Max musste nur aus dem zerbeulten Lieferwagen aussteigen, sich zu seinen Körben mit den belegten Semmeln und Plunderstücken bücken und dabei über seiner lässig zerschlissenen Jeans mit dem Knackpo einen Streifen gebräunter Surferhaut entblößen – schon löste er hinter der Fensterfront des Schulgebäudes zwei Dutzend Eisprünge aus.

Denn natürlich ging Max surfen, wenn er mit seinem Pausenhofverkauf fertig war. Am Eisbach, wo nur die Allercoolsten der Coolen surfen. Und natürlich konnte Max ganz hervorragend Nothing else matters von Metallica auf der Gitarre spielen und sogar einigermaßen dazu singen. Er wusste, wie man in den Isarauen ein anständiges Lagerfeuer mit nichts als einem Feuerzeug und einem alten Tempotaschentuch entzündete. Er beherrschte das Cocktailmixen und Jointdrehen aus dem Effeff und hatte auch entsprechende Quellen. Er konnte Bierflaschen mit dem Eckzahn öffnen und innerhalb von Minuten der Mittelpunkt sämtlicher Partys werden.

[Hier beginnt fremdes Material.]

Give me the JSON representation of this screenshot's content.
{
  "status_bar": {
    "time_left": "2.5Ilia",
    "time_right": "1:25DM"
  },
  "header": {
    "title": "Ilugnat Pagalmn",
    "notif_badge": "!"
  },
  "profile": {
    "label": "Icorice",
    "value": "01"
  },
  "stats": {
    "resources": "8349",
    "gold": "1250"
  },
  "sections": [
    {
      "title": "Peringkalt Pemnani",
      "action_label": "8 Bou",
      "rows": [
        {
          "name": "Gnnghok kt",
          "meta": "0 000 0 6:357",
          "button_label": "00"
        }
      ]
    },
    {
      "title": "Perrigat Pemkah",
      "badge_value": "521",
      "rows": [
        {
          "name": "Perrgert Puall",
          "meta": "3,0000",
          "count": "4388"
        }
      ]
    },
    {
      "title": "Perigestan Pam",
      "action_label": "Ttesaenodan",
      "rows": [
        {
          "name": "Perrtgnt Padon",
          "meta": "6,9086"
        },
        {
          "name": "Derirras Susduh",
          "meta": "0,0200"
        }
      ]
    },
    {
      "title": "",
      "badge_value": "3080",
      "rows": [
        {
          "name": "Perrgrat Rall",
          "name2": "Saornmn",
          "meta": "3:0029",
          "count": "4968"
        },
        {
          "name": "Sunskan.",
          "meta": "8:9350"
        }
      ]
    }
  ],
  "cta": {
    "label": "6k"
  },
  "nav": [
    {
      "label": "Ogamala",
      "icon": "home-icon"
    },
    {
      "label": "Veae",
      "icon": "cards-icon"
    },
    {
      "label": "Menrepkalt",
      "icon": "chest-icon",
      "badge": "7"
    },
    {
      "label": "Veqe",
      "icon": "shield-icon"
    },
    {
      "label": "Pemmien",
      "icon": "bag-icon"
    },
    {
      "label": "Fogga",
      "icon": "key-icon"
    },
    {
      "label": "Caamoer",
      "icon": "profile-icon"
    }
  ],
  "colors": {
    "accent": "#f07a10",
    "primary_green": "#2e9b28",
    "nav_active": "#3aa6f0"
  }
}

Überhaupt gab es in ganz München keine größere Partykanone als ihn. Wenn er in der Warteschlange vor einem Club seine blonden Surfersträhnen nach hinten strich und so guckte, als ob ihn nichts weniger interessieren könnte als dieser Laden, wurde er innerhalb von wenigen Minuten vom Türsteher persönlich untergehakt, umsonst hinein komplimentiert und mit zwei Literflaschen Wodka Absolut „aufs Haus“ versorgt.

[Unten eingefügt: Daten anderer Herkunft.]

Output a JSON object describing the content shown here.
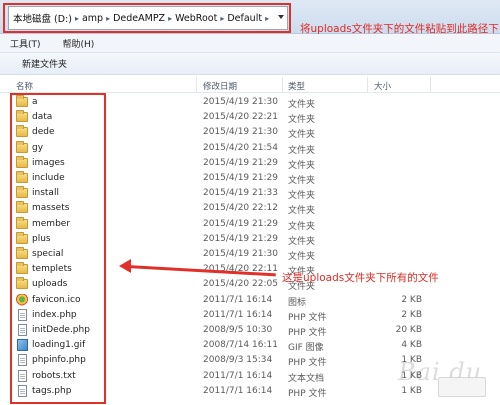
{
  "address": {
    "crumbs": [
      "本地磁盘 (D:)",
      "amp",
      "DedeAMPZ",
      "WebRoot",
      "Default"
    ],
    "separator": "▸"
  },
  "annotations": {
    "top": "将uploads文件夹下的文件粘贴到此路径下",
    "middle": "这是uploads文件夹下所有的文件"
  },
  "menu": {
    "items": [
      "工具(T)",
      "帮助(H)"
    ]
  },
  "toolbar": {
    "new_folder": "新建文件夹"
  },
  "columns": [
    "名称",
    "修改日期",
    "类型",
    "大小"
  ],
  "files": [
    {
      "name": "a",
      "date": "2015/4/19 21:30",
      "type": "文件夹",
      "size": "",
      "icon": "folder-icon"
    },
    {
      "name": "data",
      "date": "2015/4/20 22:21",
      "type": "文件夹",
      "size": "",
      "icon": "folder-icon"
    },
    {
      "name": "dede",
      "date": "2015/4/19 21:30",
      "type": "文件夹",
      "size": "",
      "icon": "folder-icon"
    },
    {
      "name": "gy",
      "date": "2015/4/20 21:54",
      "type": "文件夹",
      "size": "",
      "icon": "folder-icon"
    },
    {
      "name": "images",
      "date": "2015/4/19 21:29",
      "type": "文件夹",
      "size": "",
      "icon": "folder-icon"
    },
    {
      "name": "include",
      "date": "2015/4/19 21:29",
      "type": "文件夹",
      "size": "",
      "icon": "folder-icon"
    },
    {
      "name": "install",
      "date": "2015/4/19 21:33",
      "type": "文件夹",
      "size": "",
      "icon": "folder-icon"
    },
    {
      "name": "massets",
      "date": "2015/4/20 22:12",
      "type": "文件夹",
      "size": "",
      "icon": "folder-icon"
    },
    {
      "name": "member",
      "date": "2015/4/19 21:29",
      "type": "文件夹",
      "size": "",
      "icon": "folder-icon"
    },
    {
      "name": "plus",
      "date": "2015/4/19 21:29",
      "type": "文件夹",
      "size": "",
      "icon": "folder-icon"
    },
    {
      "name": "special",
      "date": "2015/4/19 21:30",
      "type": "文件夹",
      "size": "",
      "icon": "folder-icon"
    },
    {
      "name": "templets",
      "date": "2015/4/20 22:11",
      "type": "文件夹",
      "size": "",
      "icon": "folder-icon"
    },
    {
      "name": "uploads",
      "date": "2015/4/20 22:05",
      "type": "文件夹",
      "size": "",
      "icon": "folder-icon"
    },
    {
      "name": "favicon.ico",
      "date": "2011/7/1 16:14",
      "type": "图标",
      "size": "2 KB",
      "icon": "ico-icon"
    },
    {
      "name": "index.php",
      "date": "2011/7/1 16:14",
      "type": "PHP 文件",
      "size": "2 KB",
      "icon": "file-icon"
    },
    {
      "name": "initDede.php",
      "date": "2008/9/5 10:30",
      "type": "PHP 文件",
      "size": "20 KB",
      "icon": "file-icon"
    },
    {
      "name": "loading1.gif",
      "date": "2008/7/14 16:11",
      "type": "GIF 图像",
      "size": "4 KB",
      "icon": "image-icon"
    },
    {
      "name": "phpinfo.php",
      "date": "2008/9/3 15:34",
      "type": "PHP 文件",
      "size": "1 KB",
      "icon": "file-icon"
    },
    {
      "name": "robots.txt",
      "date": "2011/7/1 16:14",
      "type": "文本文档",
      "size": "1 KB",
      "icon": "file-icon"
    },
    {
      "name": "tags.php",
      "date": "2011/7/1 16:14",
      "type": "PHP 文件",
      "size": "1 KB",
      "icon": "file-icon"
    }
  ],
  "colors": {
    "annotation": "#e0302a"
  }
}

Mit achtzehn hatte Max die Ausstrahlung des kommenden Weltstars. Sein unverschämt gutes Aussehen und sein gigantisches Ego öffneten ihm alle Türen. Und das Beste war: Die Einladungen galten immer auch für die schüchterne kleine Brünette an seiner Seite, die glücklicherweise niemand nach ihrem Ausweis fragte – mich. Ich schwebte durch die ersten Jahre mit ihm. Alle waren hingerissen vom Surferboy mit dem Strahlelächeln. Ich begnügte mich damit, den Fels in der Brandung zu spielen und ab und zu das Gefühl zu haben, etwas von seinem Glanz abzubekommen.

Im dritten Anlauf erhielt Max einen Ausbildungsplatz an der begehrtesten Schauspielschule Süddeutschlands. Sobald ich mit Ach und Krach mein Abi geschafft hatte, zogen wir zusammen. Ich absolvierte ehrgeizig meine Ausbildung, fütterte Max mit meinem kargen Gehalt mit durch und hielt mich für glücklich. Bis ich irgendwann aufhörte zu zählen, wie oft ich von der Arbeit nach Hause kam und einen komplett zugedröhnten Kerl vorfand, der seinen eigenen Namen nicht mehr wusste. Längst war Max von Joints und Wodka zu ganz anderen Substanzen übergegangen, die ihm seine sogenannten neuen Freunde von der Schauspielschule besorgten.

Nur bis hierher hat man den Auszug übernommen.